What to do about your picky eaters around the holidays
I have deep sympathy for parents struggling with picky eaters, especially at food-centered gatherings. The coming holidays can be particularly taxing, as parents worry that family and friends will be judging them for producing a non-eater, and on top of that, for how they’re dealing with the situation.
Quick coping tip: Most people are busy with their own plate, their own thoughts and conversations, and wouldn’t notice if little Jonny eats his green beans at the Thanksgiving meal – unless you point it out and fuss over it yourself.
And just one more comforting bit of fact-based assurance: Much if this food avoidance is genetic, and well beyond what parents did or didn’t do! Have you noticed how many of the siblings of picky eaters are adventurous and not picky at all? A recent study of 1,932 sets of twins, 626 of whom were identical, measured food fussiness by a 35-item questionnaire. If pickiness were a totally environmental – learned at home – behavior, you’d expect the fraternal and identical twins to have the same level of pickiness. But that’s not what the researchers found. There was a higher correlation of food fussiness between the identical twins.
Having said that, there's lots you can do make the situation better – and things you should avoid so it doesn’t get worse.
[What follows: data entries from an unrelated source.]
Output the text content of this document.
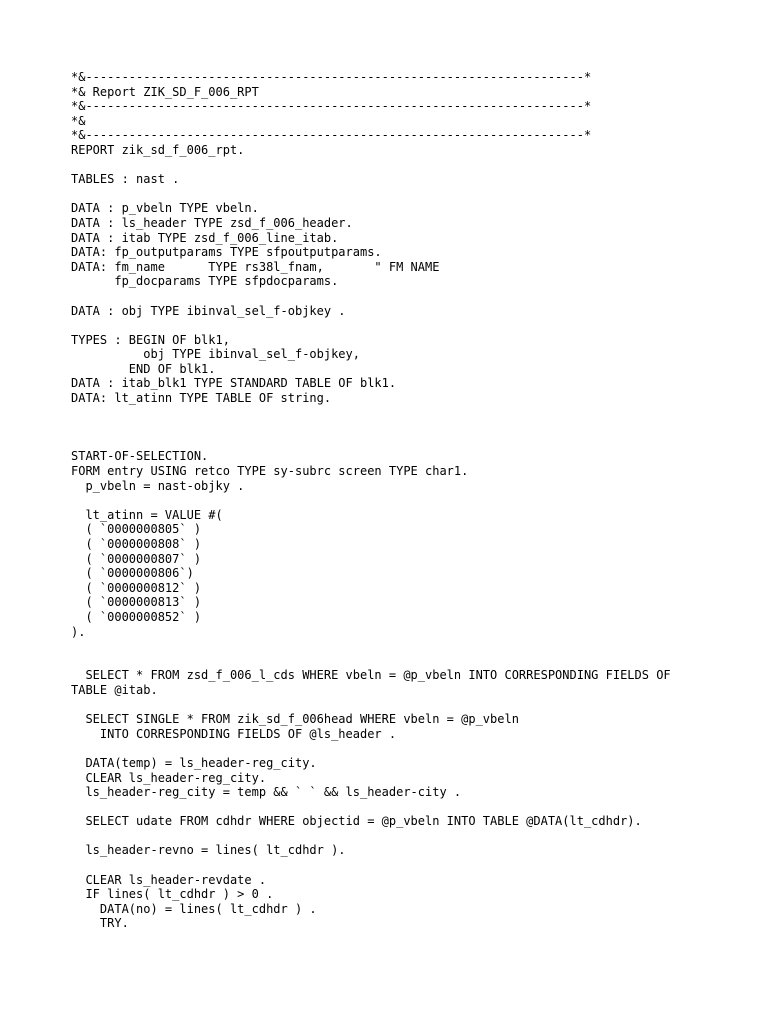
*&---------------------------------------------------------------------*
*& Report ZIK_SD_F_006_RPT
*&---------------------------------------------------------------------*
*&
*&---------------------------------------------------------------------*
REPORT zik_sd_f_006_rpt.
TABLES : nast .
DATA : p_vbeln TYPE vbeln.
DATA : ls_header TYPE zsd_f_006_header.
DATA : itab TYPE zsd_f_006_line_itab.
DATA: fp_outputparams TYPE sfpoutputparams.
DATA: fm_name      TYPE rs38l_fnam,       " FM NAME
fp_docparams TYPE sfpdocparams.
DATA : obj TYPE ibinval_sel_f-objkey .
TYPES : BEGIN OF blk1,
obj TYPE ibinval_sel_f-objkey,
END OF blk1.
DATA : itab_blk1 TYPE STANDARD TABLE OF blk1.
DATA: lt_atinn TYPE TABLE OF string.
START-OF-SELECTION.
FORM entry USING retco TYPE sy-subrc screen TYPE char1.
p_vbeln = nast-objky .
lt_atinn = VALUE #(
( `0000000805` )
( `0000000808` )
( `0000000807` )
( `0000000806`)
( `0000000812` )
( `0000000813` )
( `0000000852` )
).
SELECT * FROM zsd_f_006_l_cds WHERE vbeln = @p_vbeln INTO CORRESPONDING FIELDS OF
TABLE @itab.
SELECT SINGLE * FROM zik_sd_f_006head WHERE vbeln = @p_vbeln
INTO CORRESPONDING FIELDS OF @ls_header .
DATA(temp) = ls_header-reg_city.
CLEAR ls_header-reg_city.
ls_header-reg_city = temp && ` ` && ls_header-city .
SELECT udate FROM cdhdr WHERE objectid = @p_vbeln INTO TABLE @DATA(lt_cdhdr).
ls_header-revno = lines( lt_cdhdr ).
CLEAR ls_header-revdate .
IF lines( lt_cdhdr ) > 0 .
DATA(no) = lines( lt_cdhdr ) .
TRY.
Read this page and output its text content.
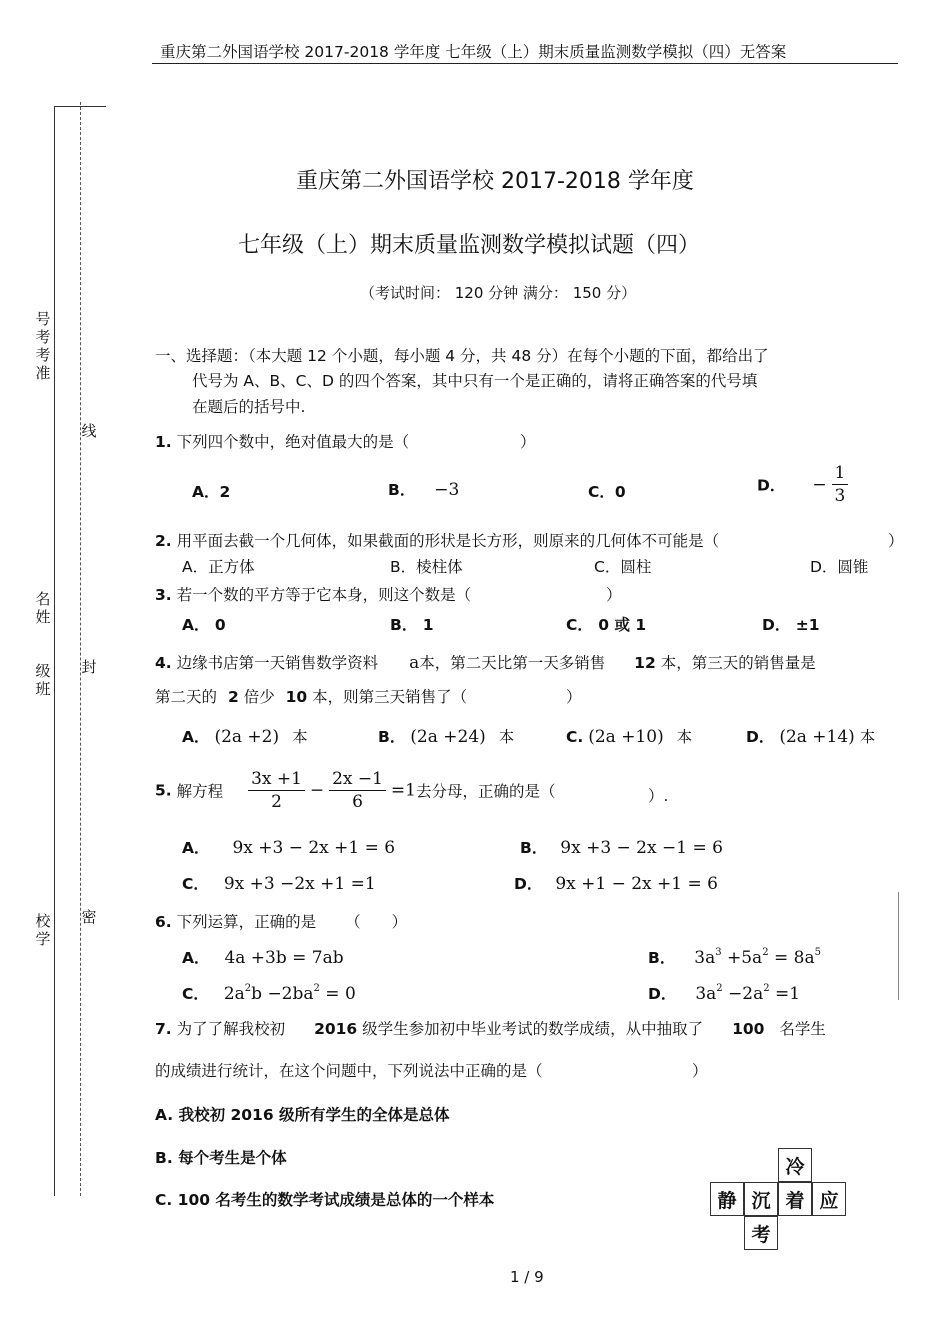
重庆第二外国语学校 2017-2018 学年度 七年级（上）期末质量监测数学模拟（四）无答案
号考考准
名姓
级班
校学
线
封
密
重庆第二外国语学校 2017-2018 学年度
七年级（上）期末质量监测数学模拟试题（四）
（考试时间： 120 分钟 满分： 150 分）
一、选择题：（本大题 12 个小题，每小题 4 分，共 48 分）在每个小题的下面，都给出了
代号为 A、B、C、D 的四个答案，其中只有一个是正确的，请将正确答案的代号填
在题后的括号中.
1. 下列四个数中，绝对值最大的是（	）
A．2	B． −3	C．0	D． − $\frac{1}{3}$
2. 用平面去截一个几何体，如果截面的形状是长方形，则原来的几何体不可能是（	）
A．正方体	B．棱柱体	C．圆柱	D．圆锥
3. 若一个数的平方等于它本身，则这个数是（	）
A． 0	B． 1	C． 0 或 1	D． ±1
4. 边缘书店第一天销售数学资料 a本，第二天比第一天多销售 12 本，第三天的销售量是
第二天的 2 倍少 10 本，则第三天销售了（	）
A． (2a +2) 本	B． (2a +24) 本	C. (2a +10) 本	D． (2a +14) 本
5. 解方程 $\frac{3x +1}{2} - \frac{2x -1}{6} =1$去分母，正确的是（	）.
A． 9x +3 − 2x +1 = 6	B． 9x +3 − 2x −1 = 6
C． 9x +3 −2x +1 =1	D． 9x +1 − 2x +1 = 6
6. 下列运算，正确的是 （　　）
A． 4a +3b = 7ab	B． $3a^3 +5a^2 = 8a^5$
C． $2a^2b -2ba^2 = 0$	D． $3a^2 -2a^2 =1$
7. 为了了解我校初 2016 级学生参加初中毕业考试的数学成绩，从中抽取了 100 名学生
的成绩进行统计，在这个问题中，下列说法中正确的是（	）
A. 我校初 2016 级所有学生的全体是总体
B. 每个考生是个体
C. 100 名考生的数学考试成绩是总体的一个样本
冷
静 沉 着 应
考
1 / 9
Is my picky eater going to starve?
Which brings me to a new study that followed picky eaters from age 3 years to age 7.5. The study, like many before it, found that picky eaters do get enough calories, and enough protein and fat from their limited choices – they might be eating a little less than their non-discriminating peers, but they’re getting plenty.
What they don’t eat enough of is fruits and vegetables, so that when the researchers looked at what’s missing as far as nutrients, carotene, iron and zinc were at the low end.
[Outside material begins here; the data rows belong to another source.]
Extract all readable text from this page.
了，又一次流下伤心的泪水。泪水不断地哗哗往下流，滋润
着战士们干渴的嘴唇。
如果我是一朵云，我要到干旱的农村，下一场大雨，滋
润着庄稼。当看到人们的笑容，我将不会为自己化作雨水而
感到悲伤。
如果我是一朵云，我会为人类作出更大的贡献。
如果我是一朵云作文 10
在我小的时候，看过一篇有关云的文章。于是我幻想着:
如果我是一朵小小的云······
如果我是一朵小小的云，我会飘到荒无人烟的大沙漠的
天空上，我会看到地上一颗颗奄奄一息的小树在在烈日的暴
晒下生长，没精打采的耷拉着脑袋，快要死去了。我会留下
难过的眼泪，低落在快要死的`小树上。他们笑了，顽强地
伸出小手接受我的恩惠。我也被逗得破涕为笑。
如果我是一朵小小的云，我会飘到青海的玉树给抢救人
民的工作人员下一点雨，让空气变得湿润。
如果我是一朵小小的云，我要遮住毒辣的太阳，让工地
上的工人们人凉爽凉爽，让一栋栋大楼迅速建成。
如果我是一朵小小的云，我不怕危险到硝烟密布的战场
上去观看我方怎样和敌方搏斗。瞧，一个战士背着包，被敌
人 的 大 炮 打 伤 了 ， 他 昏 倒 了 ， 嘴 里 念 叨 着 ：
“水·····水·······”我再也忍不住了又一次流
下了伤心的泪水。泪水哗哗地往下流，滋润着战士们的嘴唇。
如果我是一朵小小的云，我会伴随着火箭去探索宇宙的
What they eat too much of is added sugar.
While all kids tend to exceed the recommended daily sugar allowance, picky eaters exceed it by a lot.
The authors, led by Caroline Taylor conclude:
“Emphasis should be placed on allaying parental concerns about their picky children being prone to inadequate nutrient intakes and on encouraging all parents to gradually extend the diets of their children to include more nutrient-rich items from the compromised food groups, especially fruits and vegetables, and less of the nutrient-poor sugary foods.”
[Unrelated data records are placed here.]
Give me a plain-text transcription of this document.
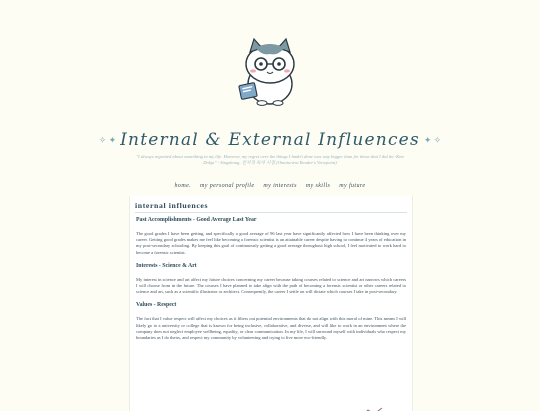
✧ ✦ Internal & External Influences ✦ ✧
"I always regretted about something in my life. However, my regret over the things I hadn't done was way bigger than for those that I did do.-Kim Dokja" - Singshong, 전지적 독자 시점 (Omniscient Reader's Viewpoint)
home. my personal profile my interests my skills my future
internal influences
Past Accomplishments - Good Average Last Year
The good grades I have been getting, and specifically a good average of 96 last year have significantly affected how I have been thinking over my career. Getting good grades makes me feel like becoming a forensic scientist is an attainable career despite having to continue 4 years of education in my post-secondary schooling. By keeping this goal of continuously getting a good average throughout high school, I feel motivated to work hard to become a forensic scientist.
Interests - Science & Art
My interest in science and art affect my future choices concerning my career because taking courses related to science and art narrows which careers I will choose from in the future. The courses I have planned to take align with the path of becoming a forensic scientist or other careers related to science and art, such as a scientific illustrator or architect. Consequently, the career I settle on will dictate which courses I take in post-secondary.
Values - Respect
The fact that I value respect will affect my choices as it filters out potential environments that do not align with this moral of mine. This means I will likely go to a university or college that is known for being inclusive, collaborative, and diverse, and will like to work in an environment where the company does not neglect employee wellbeing, equality, or clear communication. In my life, I will surround myself with individuals who respect my boundaries as I do theirs, and respect my community by volunteering and trying to live more eco-friendly.
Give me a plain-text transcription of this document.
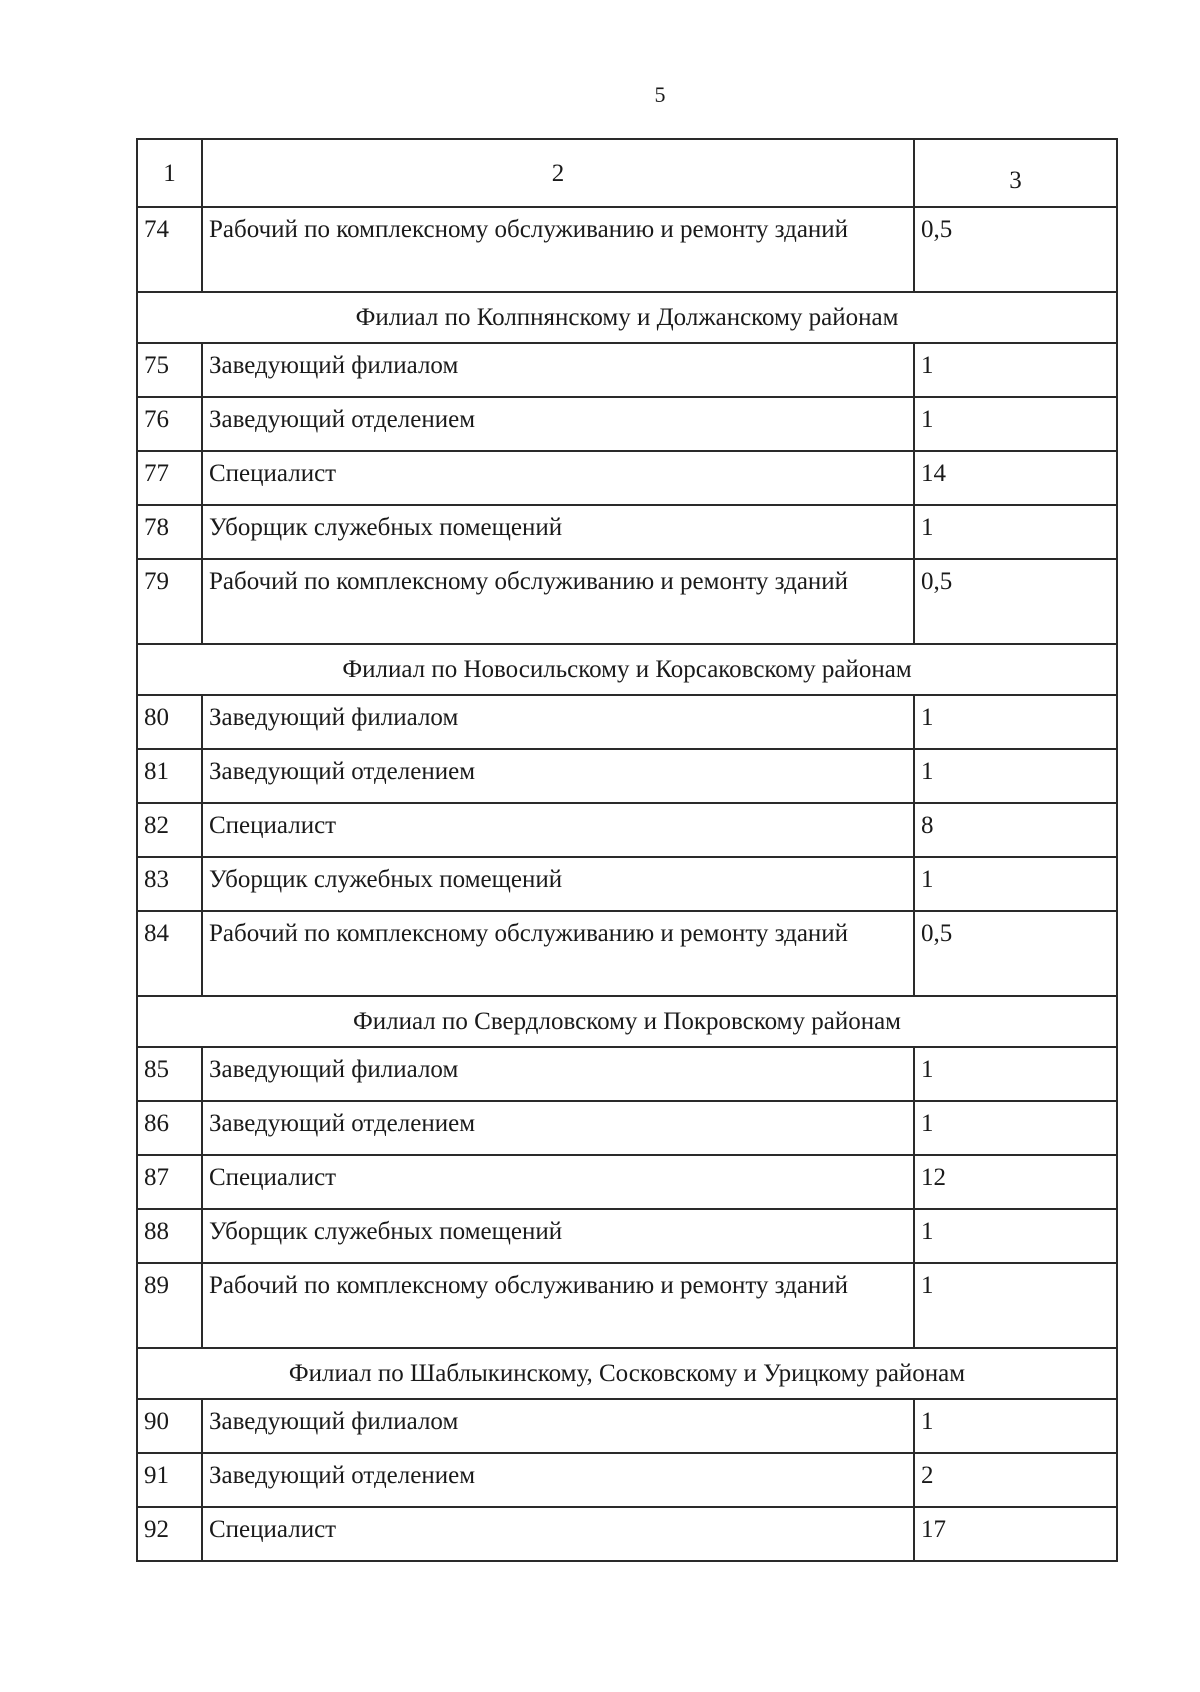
5
1	2	3
74	Рабочий по комплексному обслуживанию и ремонту зданий	0,5
Филиал по Колпнянскому и Должанскому районам		
75	Заведующий филиалом	1
76	Заведующий отделением	1
77	Специалист	14
78	Уборщик служебных помещений	1
79	Рабочий по комплексному обслуживанию и ремонту зданий	0,5
Филиал по Новосильскому и Корсаковскому районам		
80	Заведующий филиалом	1
81	Заведующий отделением	1
82	Специалист	8
83	Уборщик служебных помещений	1
84	Рабочий по комплексному обслуживанию и ремонту зданий	0,5
Филиал по Свердловскому и Покровскому районам		
85	Заведующий филиалом	1
86	Заведующий отделением	1
87	Специалист	12
88	Уборщик служебных помещений	1
89	Рабочий по комплексному обслуживанию и ремонту зданий	1
Филиал по Шаблыкинскому, Сосковскому и Урицкому районам		
90	Заведующий филиалом	1
91	Заведующий отделением	2
92	Специалист	17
A few bits of advice for the holidays:
Eat well and enjoy yourself: Modeling healthy eating is the most effective way to get your kids to eat well
Don’t try too hard: Avoid power struggles; please don’t force or pressure kid to eat. It just doesn’t work. Instead, try serving that food you want your kid to eat again at another time – after the holiday meal
Don’t give in to sweets and junk food: Parents of fussy eaters worry so much about their kids becoming malnourished that they’re sometimes happy to have the child eat practically anything. Remember, picky eaters don’t starve; their challenge is that they eat poorly, and offering sweets instead of real food only makes it worse. Instead, make fresh healthy foods such as fruits and vegetables available and accessible
Remember, this too shall pass: Fussy eaters do outgrow it.